Background: The entire book of Revelation is a vision given to John by Jesus. Written in an apocalyptic literary style, this book uses an abundance of rich symbolism to explain the unexplainable: the heavenly realities that parallel and infuse human history. Recorded to give hope and encouragement to those facing persecution and pressure to participate in pagan worship, the message of Revelation is, “Stand firm in your faith! There is much more going on around you than you know and you are playing a part in God’s plan of renewing and restoring all things through His Son, Jesus. There will be tough times for a while, but everything will be wonderful in the end.”
Read: Rev. 7:9-17
- What does the size of the crowd shown to John say about God and His plans for humanity in the life to come?
- What does the diversity of the crowd say about God and His love for human beings?
- Given these characteristics of God, what attitude ought we to have towards others, especially those who are different from us?
- The scene being described is like a liturgical worship service where humanity, represented in all its diversity, proclaims, “Salvation comes from our God who sits on the throne and from the Lamb!” and the angels and all other heavenly beings respond with, “Yes! It is true! Blessing, glory, wisdom, thanksgiving, honor, power and strength belong to our God forever and ever! Yes! It is true!!” If you were to write some words of praise for the salvation God has given you, what would you say?
- In verse 14, the “great tribulation” could be understood as referring to a specific time of persecution of Christians or the sum of all the sufferings of Christians throughout history. Either way, the result is the same. One day, that former suffering will be over and will be replaced by the glory of worshiping God with countless others in robes of righteousness made white by the blood of the Lamb, a reference to Jesus’ sacrificial death on the cross and resurrection. How does the promise of that future glorious worship give us hope when we suffer?
- What do you think it will be like to stand in God’s presence and serve Him?
- Verses 15 & 16 tell us that God will provide for us and protect us in the life to come. God is already doing that now in this life, but this passage implies that God’s protecting and providing care will be different then from what it is now.

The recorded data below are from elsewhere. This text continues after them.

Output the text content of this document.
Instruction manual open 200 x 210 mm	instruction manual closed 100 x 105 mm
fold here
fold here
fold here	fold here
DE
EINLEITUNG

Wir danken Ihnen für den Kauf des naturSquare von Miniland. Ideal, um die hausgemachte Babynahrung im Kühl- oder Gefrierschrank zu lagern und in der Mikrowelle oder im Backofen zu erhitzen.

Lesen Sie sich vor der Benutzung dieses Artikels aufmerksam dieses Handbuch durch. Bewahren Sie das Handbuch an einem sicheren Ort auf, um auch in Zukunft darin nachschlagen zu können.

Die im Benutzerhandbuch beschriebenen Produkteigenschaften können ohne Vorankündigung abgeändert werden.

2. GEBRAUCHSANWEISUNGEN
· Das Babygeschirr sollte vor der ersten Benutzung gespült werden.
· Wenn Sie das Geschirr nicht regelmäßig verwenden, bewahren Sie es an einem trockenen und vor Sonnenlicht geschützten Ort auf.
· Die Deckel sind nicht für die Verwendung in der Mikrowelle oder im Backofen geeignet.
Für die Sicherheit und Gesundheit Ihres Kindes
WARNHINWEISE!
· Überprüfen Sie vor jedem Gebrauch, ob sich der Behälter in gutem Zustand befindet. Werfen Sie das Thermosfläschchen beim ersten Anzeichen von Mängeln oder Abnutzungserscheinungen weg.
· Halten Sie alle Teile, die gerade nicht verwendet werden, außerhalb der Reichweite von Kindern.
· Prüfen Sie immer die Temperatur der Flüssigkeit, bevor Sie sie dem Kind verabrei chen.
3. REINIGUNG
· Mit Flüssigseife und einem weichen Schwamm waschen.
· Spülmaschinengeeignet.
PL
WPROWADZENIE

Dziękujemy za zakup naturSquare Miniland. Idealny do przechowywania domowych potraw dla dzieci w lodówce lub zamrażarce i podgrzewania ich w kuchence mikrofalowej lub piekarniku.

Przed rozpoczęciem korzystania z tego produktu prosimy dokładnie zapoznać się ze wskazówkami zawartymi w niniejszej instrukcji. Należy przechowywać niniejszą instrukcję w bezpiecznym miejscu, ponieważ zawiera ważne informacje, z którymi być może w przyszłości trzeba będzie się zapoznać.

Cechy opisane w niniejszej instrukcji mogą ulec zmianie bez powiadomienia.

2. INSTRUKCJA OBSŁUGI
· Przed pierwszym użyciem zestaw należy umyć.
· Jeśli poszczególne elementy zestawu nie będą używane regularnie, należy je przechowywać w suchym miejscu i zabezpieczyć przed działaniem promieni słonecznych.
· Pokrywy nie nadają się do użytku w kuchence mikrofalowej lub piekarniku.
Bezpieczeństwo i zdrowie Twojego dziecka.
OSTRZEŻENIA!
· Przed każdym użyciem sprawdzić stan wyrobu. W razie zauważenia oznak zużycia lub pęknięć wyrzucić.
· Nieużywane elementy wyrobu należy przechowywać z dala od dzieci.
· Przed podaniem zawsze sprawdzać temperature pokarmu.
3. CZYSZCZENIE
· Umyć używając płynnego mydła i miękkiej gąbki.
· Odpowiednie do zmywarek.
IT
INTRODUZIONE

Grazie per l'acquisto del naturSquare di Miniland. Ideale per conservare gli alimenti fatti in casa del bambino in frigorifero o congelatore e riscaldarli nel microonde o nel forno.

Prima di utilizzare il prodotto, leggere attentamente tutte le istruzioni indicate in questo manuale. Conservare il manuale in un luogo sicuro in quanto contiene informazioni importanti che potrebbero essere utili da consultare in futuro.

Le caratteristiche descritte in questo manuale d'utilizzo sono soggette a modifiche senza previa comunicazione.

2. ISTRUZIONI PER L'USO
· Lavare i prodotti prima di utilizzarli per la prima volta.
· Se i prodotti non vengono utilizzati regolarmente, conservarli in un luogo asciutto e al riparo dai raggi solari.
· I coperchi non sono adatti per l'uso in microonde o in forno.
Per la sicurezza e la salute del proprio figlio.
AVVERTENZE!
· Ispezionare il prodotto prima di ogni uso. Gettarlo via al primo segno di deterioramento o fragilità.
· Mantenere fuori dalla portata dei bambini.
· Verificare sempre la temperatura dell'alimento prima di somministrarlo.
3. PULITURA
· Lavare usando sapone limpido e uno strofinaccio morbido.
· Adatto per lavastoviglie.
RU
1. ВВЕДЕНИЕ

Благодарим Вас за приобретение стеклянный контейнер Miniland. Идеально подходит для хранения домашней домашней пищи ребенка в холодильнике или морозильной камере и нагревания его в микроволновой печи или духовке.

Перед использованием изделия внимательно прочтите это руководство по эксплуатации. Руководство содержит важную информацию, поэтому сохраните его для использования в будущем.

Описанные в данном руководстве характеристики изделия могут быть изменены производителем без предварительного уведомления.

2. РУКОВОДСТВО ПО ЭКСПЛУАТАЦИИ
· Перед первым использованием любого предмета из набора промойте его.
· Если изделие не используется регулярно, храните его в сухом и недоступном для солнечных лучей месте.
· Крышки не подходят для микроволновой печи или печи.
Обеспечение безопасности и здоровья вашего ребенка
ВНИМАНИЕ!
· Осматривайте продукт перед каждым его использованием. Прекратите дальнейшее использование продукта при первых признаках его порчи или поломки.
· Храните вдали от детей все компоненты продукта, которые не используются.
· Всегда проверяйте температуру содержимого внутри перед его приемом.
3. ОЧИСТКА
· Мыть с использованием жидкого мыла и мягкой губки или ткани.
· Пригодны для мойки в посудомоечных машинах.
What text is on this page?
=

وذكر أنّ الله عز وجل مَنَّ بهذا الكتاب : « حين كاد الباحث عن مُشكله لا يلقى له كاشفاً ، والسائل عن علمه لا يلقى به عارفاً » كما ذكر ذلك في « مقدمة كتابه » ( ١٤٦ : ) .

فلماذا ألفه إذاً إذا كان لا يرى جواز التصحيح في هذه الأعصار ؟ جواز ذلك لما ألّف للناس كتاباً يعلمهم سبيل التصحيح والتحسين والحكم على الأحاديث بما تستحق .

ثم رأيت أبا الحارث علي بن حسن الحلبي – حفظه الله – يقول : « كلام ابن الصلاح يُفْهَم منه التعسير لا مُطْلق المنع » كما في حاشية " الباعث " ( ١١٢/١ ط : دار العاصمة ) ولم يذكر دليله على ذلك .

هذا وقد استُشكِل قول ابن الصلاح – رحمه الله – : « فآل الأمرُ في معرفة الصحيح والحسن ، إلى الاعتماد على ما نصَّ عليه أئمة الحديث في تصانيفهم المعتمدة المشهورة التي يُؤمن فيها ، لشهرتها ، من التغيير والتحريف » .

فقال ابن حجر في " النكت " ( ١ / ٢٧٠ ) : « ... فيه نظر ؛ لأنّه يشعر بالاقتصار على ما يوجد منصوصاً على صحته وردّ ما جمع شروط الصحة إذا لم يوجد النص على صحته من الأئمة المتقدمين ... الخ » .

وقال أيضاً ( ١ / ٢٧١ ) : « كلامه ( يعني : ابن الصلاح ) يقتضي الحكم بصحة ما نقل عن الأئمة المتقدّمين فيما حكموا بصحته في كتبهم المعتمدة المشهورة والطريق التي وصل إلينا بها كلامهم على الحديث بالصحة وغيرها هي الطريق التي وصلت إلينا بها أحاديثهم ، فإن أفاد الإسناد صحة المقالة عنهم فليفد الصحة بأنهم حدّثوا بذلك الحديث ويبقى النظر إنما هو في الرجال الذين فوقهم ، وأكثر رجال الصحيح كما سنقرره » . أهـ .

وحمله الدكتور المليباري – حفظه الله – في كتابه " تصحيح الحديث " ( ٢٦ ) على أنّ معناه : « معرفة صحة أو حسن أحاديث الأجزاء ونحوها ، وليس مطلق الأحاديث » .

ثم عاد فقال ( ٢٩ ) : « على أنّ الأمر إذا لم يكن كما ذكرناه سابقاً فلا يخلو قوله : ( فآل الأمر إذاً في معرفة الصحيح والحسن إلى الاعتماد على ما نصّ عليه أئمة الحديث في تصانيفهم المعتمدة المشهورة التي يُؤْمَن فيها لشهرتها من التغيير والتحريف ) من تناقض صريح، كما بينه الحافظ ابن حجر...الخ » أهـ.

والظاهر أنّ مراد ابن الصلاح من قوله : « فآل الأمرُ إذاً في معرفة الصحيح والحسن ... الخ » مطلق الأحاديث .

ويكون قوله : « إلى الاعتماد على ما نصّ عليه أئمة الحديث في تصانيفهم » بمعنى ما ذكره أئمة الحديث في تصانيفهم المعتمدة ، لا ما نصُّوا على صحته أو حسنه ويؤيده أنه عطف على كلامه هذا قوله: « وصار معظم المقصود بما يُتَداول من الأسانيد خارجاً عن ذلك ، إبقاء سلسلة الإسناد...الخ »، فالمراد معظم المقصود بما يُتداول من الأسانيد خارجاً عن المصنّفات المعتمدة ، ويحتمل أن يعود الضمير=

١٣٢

What might be some differences between God’s care for us now and His care for us in the life to come?
- Verse 17 tells us that the Lamb, Jesus, will be our shepherd. What does a shepherd do for their sheep? How does Jesus do that for us?
- Verse 17 also tells us that our Good Shepherd will lead us to streams of life-giving water. All living plants and animals need water for life, but the water being referred to here gives us eternal life with God that nothing, not even death, can take away from us. What does the gift of eternal life from and with God mean to you?
- This passage closes with the promise that God will wipe every tear from our eyes. Why does that promise give us comfort?
- How cane we share the hope and the comfort that we have been given with others so that crowd in heaven gets larger?
This Bible Study focuses on the same passage as the message on Oct 28/18 from Walnut Grove Lutheran Church, Langley BC.